The vibes in the Synthetix and Infinex Discords are down bad. So is sUSD, the Synthetix-native stablecoin, which dropped below $1 in March, but today has slipped dramatically below $0.90 — hitting a low (so far) of about $0.835.

While founder Kain Warwick insists that this is temporary and that the overcollateralized stablecoin is fundamentally safe, the community’s patience is wearing thin. So is its trust.

The root of the problem? The 420 pool, an upgrade that made sUSD more capital-efficient by letting a pooled SNX staking system mint sUSD at a lower 200% collateralization ratio. In the process, it also forgave $60m in staker debt over 12 months — removing the reflexive peg defense that previously incentivized stakers to buy discounted sUSD to repay debt. That incentive is now gone. And so is the peg.

While the protocol hasn’t sold sUSD, according to Warwick, the new issuance mechanics have flooded liquidity pools, skewing Curve’s sUSD stableswap pools 90%+ toward sUSD. Users trying to exit are getting crushed. One posted a screenshot showing a USDC/sUSD LP with literally 0% USDC remaining.

There are about 51 million sUSD in circulation between Ethereum mainnet and Optimism, according to CoinGecko.

Infinex, the frontend product meant to onboard normies, hasn’t helped. It launched an incentive campaign to hold sUSD in the Infinex wallet not long before the depeg, which has been renewed twice. Now Infinex wants people to stack SNX to farm even more rewards. This has users fuming.

“You guys promote sUSD through campaigns, you take responsibility,” wrote one user on the Infinex Discord.

“Liquidate the collateral and get out of the damn stablecoin business,” wrote another on the Synthetix Discord.

Kain’s replies? A mix of sarcasm and stoicism.

Fair or not, it’s a tough look as users are down 13% on what was marketed as a stable asset.

So…what now?

If you bought sUSD for yield expecting stability, you’re in damage-control mode.

Short-term: The peg won’t snap back quickly. No active treasury buybacks, no peg-stabilizing module yet.

  1. Exit now if you need capital or can’t stomach further drawdown, or
  2. Hold and wait if you believe the peg will recover to $0.95+ via incentives, integrations or treasury action.

Or maybe you’re considering buying now, fancying yourself a distressed asset investor.

This is obviously a speculative trade, not a passive stablecoin yield play. A bet on recovery assumes:

  • SNX price holds or rebounds (key to overcollateralization premise).
  • The team executes on liquidity and incentives.
  • The peg restoration becomes a top short-term priority.

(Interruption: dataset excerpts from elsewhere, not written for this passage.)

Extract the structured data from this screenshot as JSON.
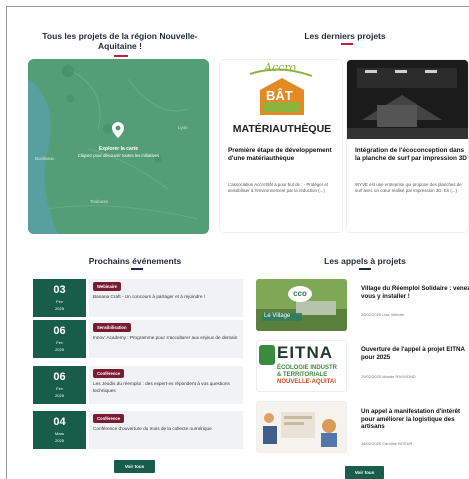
{
  "sections": {
    "projects_map": {
      "title": "Tous les projets de la région Nouvelle-Aquitaine !"
    },
    "latest_projects": {
      "title": "Les derniers projets"
    },
    "events": {
      "title": "Prochains événements"
    },
    "calls": {
      "title": "Les appels à projets"
    }
  },
  "map": {
    "cta_title": "Explorer la carte",
    "cta_subtitle": "Cliquez pour découvrir toutes les initiatives",
    "place_labels": [
      "Bordeaux",
      "Toulouse",
      "Lyon"
    ]
  },
  "projects": [
    {
      "logo_script": "Accro",
      "logo_main": "BÂT",
      "logo_text": "MATÉRIAUTHÈQUE",
      "title": "Première étape de développement d'une matériauthèque",
      "desc": "L'association Accro'Bât a pour but de : - Protéger et sensibiliser à l'environnement par la réduction (...)"
    },
    {
      "title": "Intégration de l'écoconception dans la planche de surf par impression 3D",
      "desc": "WYVE est une entreprise qui propose des planches de surf avec un cœur réalisé par impression 3D. En (...)"
    }
  ],
  "events": [
    {
      "day": "03",
      "month": "Fev",
      "year": "2025",
      "badge": "Webinaire",
      "text": "Banana Craft - Un concours à partager et à rejoindre !"
    },
    {
      "day": "06",
      "month": "Fev",
      "year": "2025",
      "badge": "Sensibilisation",
      "text": "Innov' Academy : Programme pour s'acculturer aux enjeux de demain"
    },
    {
      "day": "06",
      "month": "Fev",
      "year": "2025",
      "badge": "Conférence",
      "text": "Les Jeudis du réemploi : des expert·es répondent à vos questions techniques"
    },
    {
      "day": "04",
      "month": "Mars",
      "year": "2025",
      "badge": "Conférence",
      "text": "Conférence d'ouverture du mois de la collecte numérique"
    }
  ],
  "events_button": "Voir tous",
  "calls": [
    {
      "title": "Village du Réemploi Solidaire : venez vous y installer !",
      "meta": "28/02/2025 Lisa Vetterle",
      "img_logo": "cco",
      "img_caption": "Le Village"
    },
    {
      "title": "Ouverture de l'appel à projet EITNA pour 2025",
      "meta": "29/02/2025 Maude RAYMOND",
      "img_logo": "EITNA",
      "img_sub1": "ÉCOLOGIE INDUSTR",
      "img_sub2": "& TERRITORIALE",
      "img_sub3": "NOUVELLE-AQUITAI"
    },
    {
      "title": "Un appel à manifestation d'intérêt pour améliorer la logistique des artisans",
      "meta": "18/02/2025 Caroline BOSUR"
    }
  ],
  "calls_button": "Voir tous",
  "colors": {
    "accent_green": "#175d4a",
    "badge_red": "#7a1b34",
    "underline_red": "#c41f3b",
    "underline_navy": "#1e2a5a"
  }
}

A slow grind back to $0.99 is plausible — but so is more chop around $0.85–$0.90 if treasury action lags.

While sUSD isn’t Terra, it’s showing some of the same reflexive fragility. Overcollateralization only helps if the market believes it. Right now, confidence is depegged about as much as price is, and until that’s restored, the status quo will remain.

The “s” in sUSD may really stand for “Synthetix,” but this week, it sure feels more like it stands for “suspect” or “suffering.”